General Merchandise/HBC

Banning Novelty Lighters

Maine first state to make the move

AUGUSTA, Maine -- While in a small southern Maine grocery store with his mother last June 12 to buy sandwiches, Shane St. Pierre picked up a miniature baseball bat and flicked the switch to see what would happen. A flame shot out, singeing the 6-year-old's eyebrow and burning part of his face. His parents called the state fire marshal's office and were surprised to learn that Maine had no law banning so-called novelty lighters. That's no longer the case.

On Monday, Shane stood next to Gov. John Baldacci as he signed legislation that makes Maine the first state to outlaw the sale of cigarette [image-nocss] lighters that are attractive to children because they come in the shapes of cartoon characters, toys and animals, according to an Associated Press report.

"It's not often I get to sign a bill that's the nation's first," said Baldacci, whose desk was covered with an array of novelty lighters, including a race car, a sandal, a cow and two bright red items that ironically were in the shapes of a fire hydrant and fire extinguisher.

Baldacci said that's where the fun stops. He said more than 5,000 household fires are caused each year by children younger than 5, and "anything we can do to prevent children from playing with lighters will serve to save lives and homes."

Novelty lighters without child-resistant devices are banned in European Union countries, and several American states have considered similar bans. They include Arkansas, where two children died in a fire last year blamed on a lighter shaped like a tiny motorcycle.

Municipalities in California, Washington and Arkansas have passed ordinances barring stores from selling them. In Maine, Dead River Co., which owns a chain of convenience stores, had already opted to remove novelty lighters from its shelves, said Maine Fire Marshal John Dean.

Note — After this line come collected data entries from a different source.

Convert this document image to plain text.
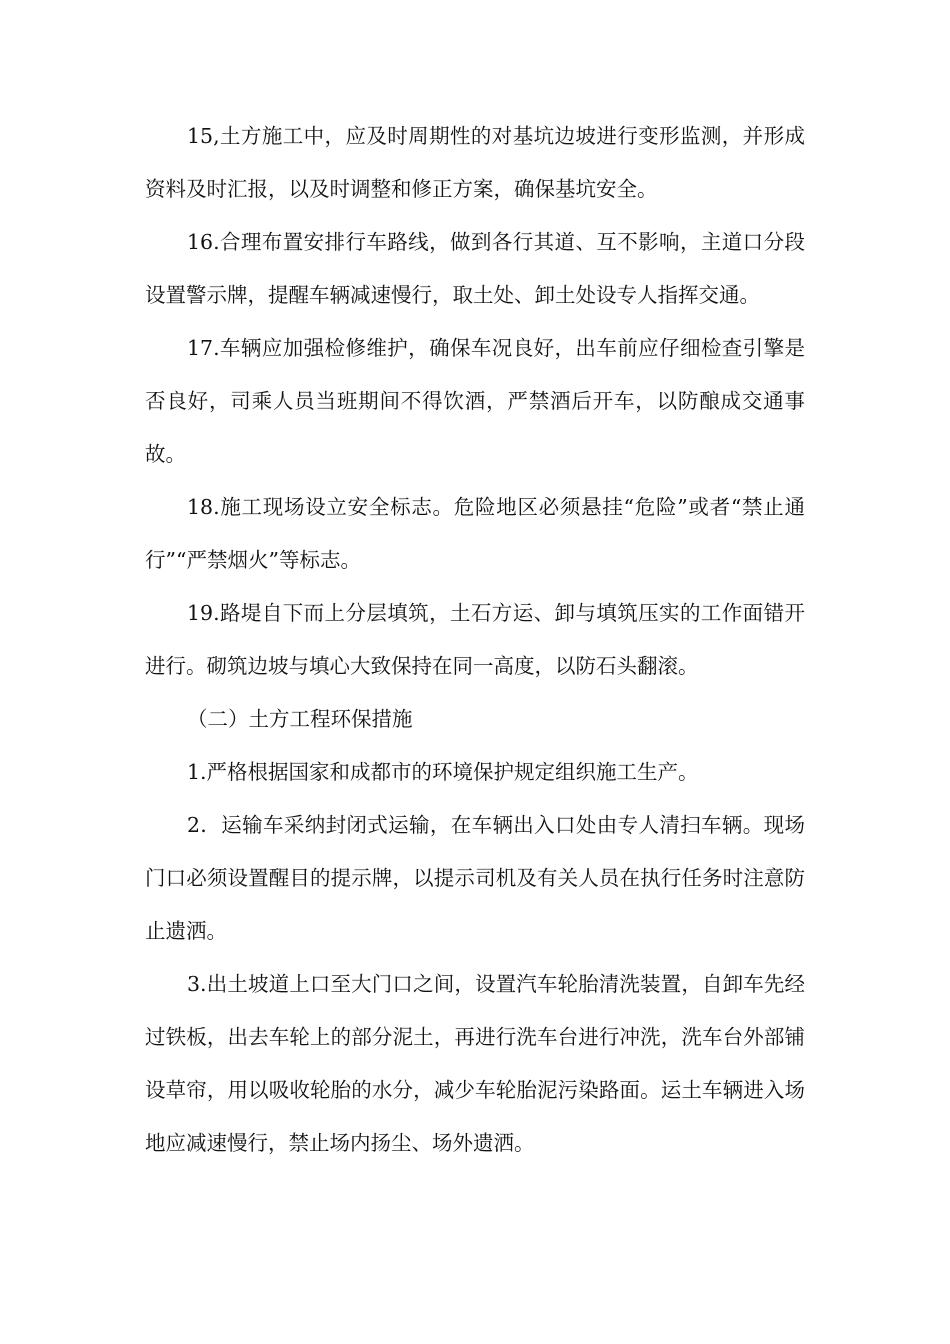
15,土方施工中，应及时周期性的对基坑边坡进行变形监测，并形成资料及时汇报，以及时调整和修正方案，确保基坑安全。

16.合理布置安排行车路线，做到各行其道、互不影响，主道口分段设置警示牌，提醒车辆减速慢行，取土处、卸土处设专人指挥交通。

17.车辆应加强检修维护，确保车况良好，出车前应仔细检查引擎是否良好，司乘人员当班期间不得饮酒，严禁酒后开车，以防酿成交通事故。

18.施工现场设立安全标志。危险地区必须悬挂“危险”或者“禁止通行”“严禁烟火”等标志。

19.路堤自下而上分层填筑，土石方运、卸与填筑压实的工作面错开进行。砌筑边坡与填心大致保持在同一高度，以防石头翻滚。

（二）土方工程环保措施

1.严格根据国家和成都市的环境保护规定组织施工生产。

2．运输车采纳封闭式运输，在车辆出入口处由专人清扫车辆。现场门口必须设置醒目的提示牌，以提示司机及有关人员在执行任务时注意防止遗洒。

3.出土坡道上口至大门口之间，设置汽车轮胎清洗装置，自卸车先经过铁板，出去车轮上的部分泥土，再进行洗车台进行冲洗，洗车台外部铺设草帘，用以吸收轮胎的水分，减少车轮胎泥污染路面。运土车辆进入场地应减速慢行，禁止场内扬尘、场外遗洒。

The National Association of State Fire Marshals, which Dean heads as president, is supporting an effort to ban novelty lighters across the country.

The Lighter Association, a national trade group, supports laws to ban novelty lighters. But a California-based distributor of the lighters, John Gibson, said in many cases the novelty lighters are safer than regular ones and that complaints stem from "overzealous fire marshals."

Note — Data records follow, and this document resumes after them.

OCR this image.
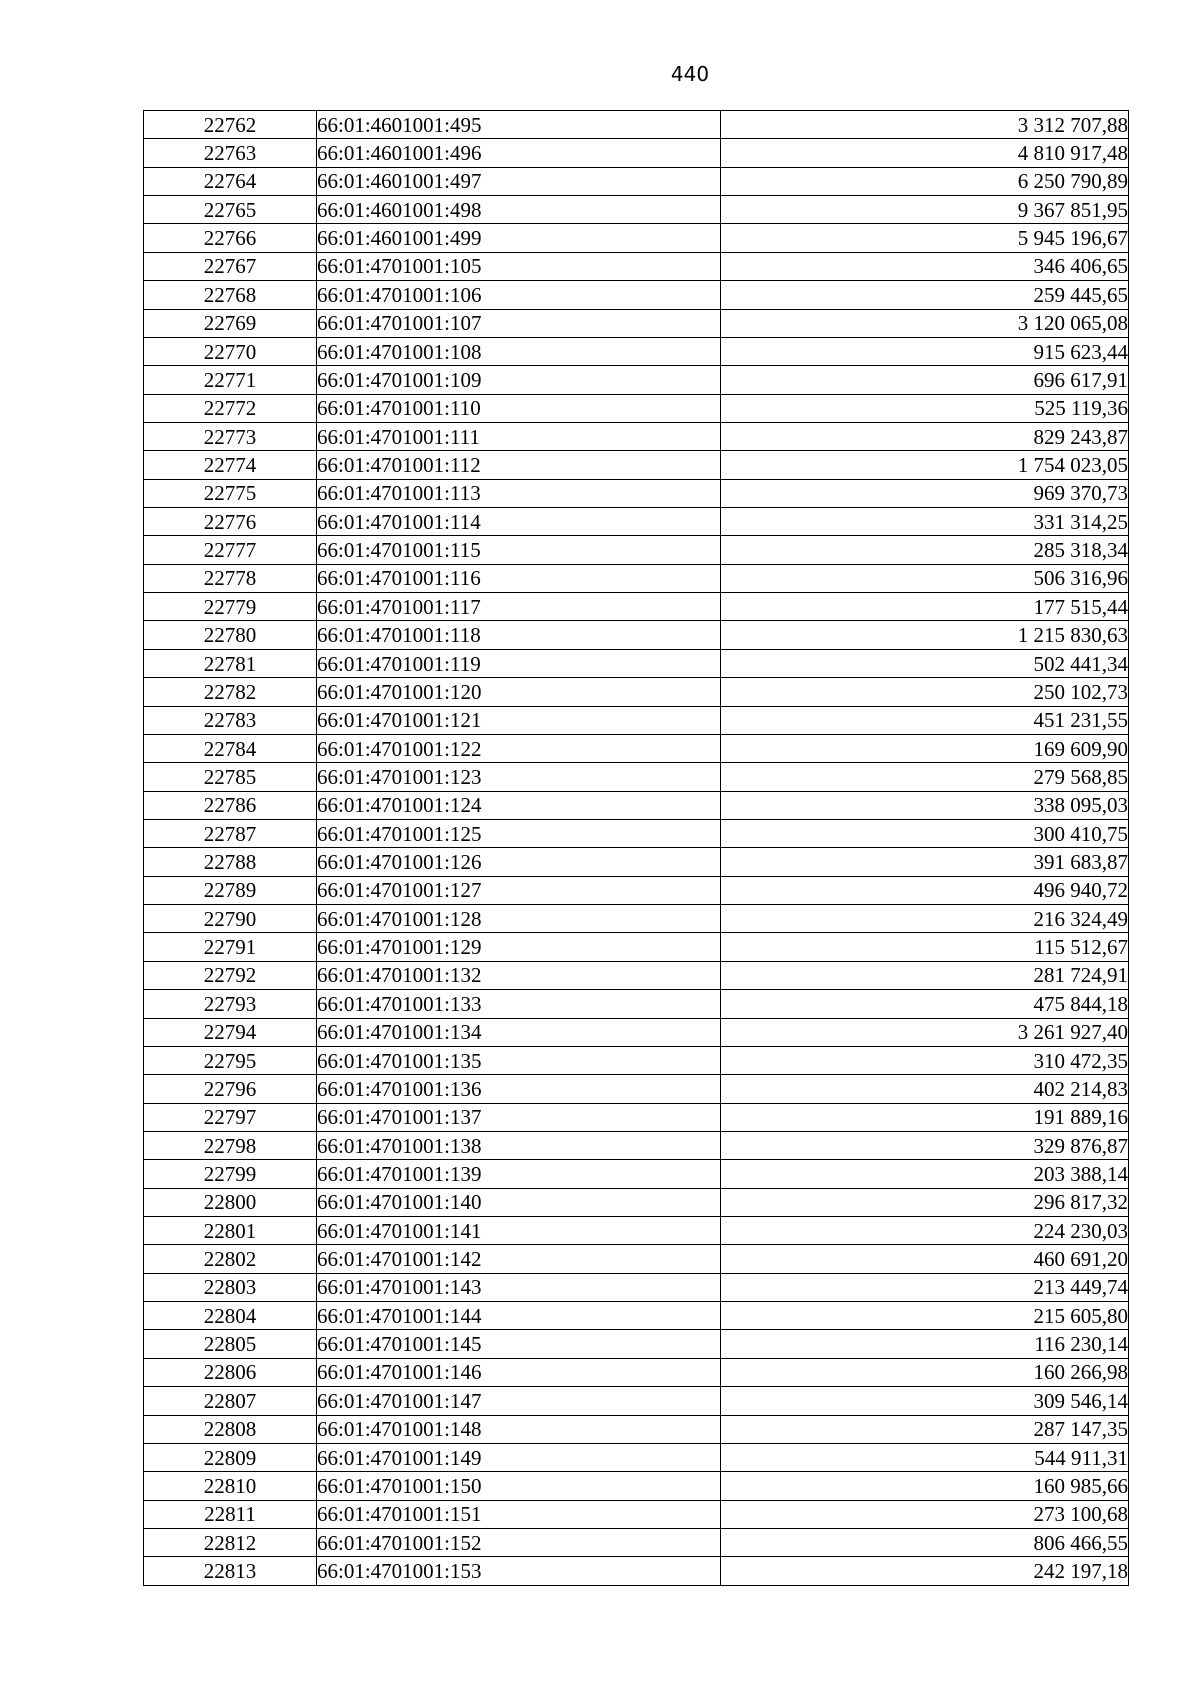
440
22762	66:01:4601001:495	3 312 707,88
22763	66:01:4601001:496	4 810 917,48
22764	66:01:4601001:497	6 250 790,89
22765	66:01:4601001:498	9 367 851,95
22766	66:01:4601001:499	5 945 196,67
22767	66:01:4701001:105	346 406,65
22768	66:01:4701001:106	259 445,65
22769	66:01:4701001:107	3 120 065,08
22770	66:01:4701001:108	915 623,44
22771	66:01:4701001:109	696 617,91
22772	66:01:4701001:110	525 119,36
22773	66:01:4701001:111	829 243,87
22774	66:01:4701001:112	1 754 023,05
22775	66:01:4701001:113	969 370,73
22776	66:01:4701001:114	331 314,25
22777	66:01:4701001:115	285 318,34
22778	66:01:4701001:116	506 316,96
22779	66:01:4701001:117	177 515,44
22780	66:01:4701001:118	1 215 830,63
22781	66:01:4701001:119	502 441,34
22782	66:01:4701001:120	250 102,73
22783	66:01:4701001:121	451 231,55
22784	66:01:4701001:122	169 609,90
22785	66:01:4701001:123	279 568,85
22786	66:01:4701001:124	338 095,03
22787	66:01:4701001:125	300 410,75
22788	66:01:4701001:126	391 683,87
22789	66:01:4701001:127	496 940,72
22790	66:01:4701001:128	216 324,49
22791	66:01:4701001:129	115 512,67
22792	66:01:4701001:132	281 724,91
22793	66:01:4701001:133	475 844,18
22794	66:01:4701001:134	3 261 927,40
22795	66:01:4701001:135	310 472,35
22796	66:01:4701001:136	402 214,83
22797	66:01:4701001:137	191 889,16
22798	66:01:4701001:138	329 876,87
22799	66:01:4701001:139	203 388,14
22800	66:01:4701001:140	296 817,32
22801	66:01:4701001:141	224 230,03
22802	66:01:4701001:142	460 691,20
22803	66:01:4701001:143	213 449,74
22804	66:01:4701001:144	215 605,80
22805	66:01:4701001:145	116 230,14
22806	66:01:4701001:146	160 266,98
22807	66:01:4701001:147	309 546,14
22808	66:01:4701001:148	287 147,35
22809	66:01:4701001:149	544 911,31
22810	66:01:4701001:150	160 985,66
22811	66:01:4701001:151	273 100,68
22812	66:01:4701001:152	806 466,55
22813	66:01:4701001:153	242 197,18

When Shane St. Pierre was burned in Livermore, Maine, he mistook the baseball-bat lighter for a flashlight, said his father, Norm St. Pierre, fire chief in West Paris. When Shane flicked the switch, a flame shot out rather than a beam of light.

The child's injuries prompted St. Pierre to seek a state law. St. Pierre was joined by many other uniformed fire chiefs from across Maine at Monday's bill signing.

The state will issue safety warnings and word of the new law through YMCAs, pediatricians and family doctors' offices.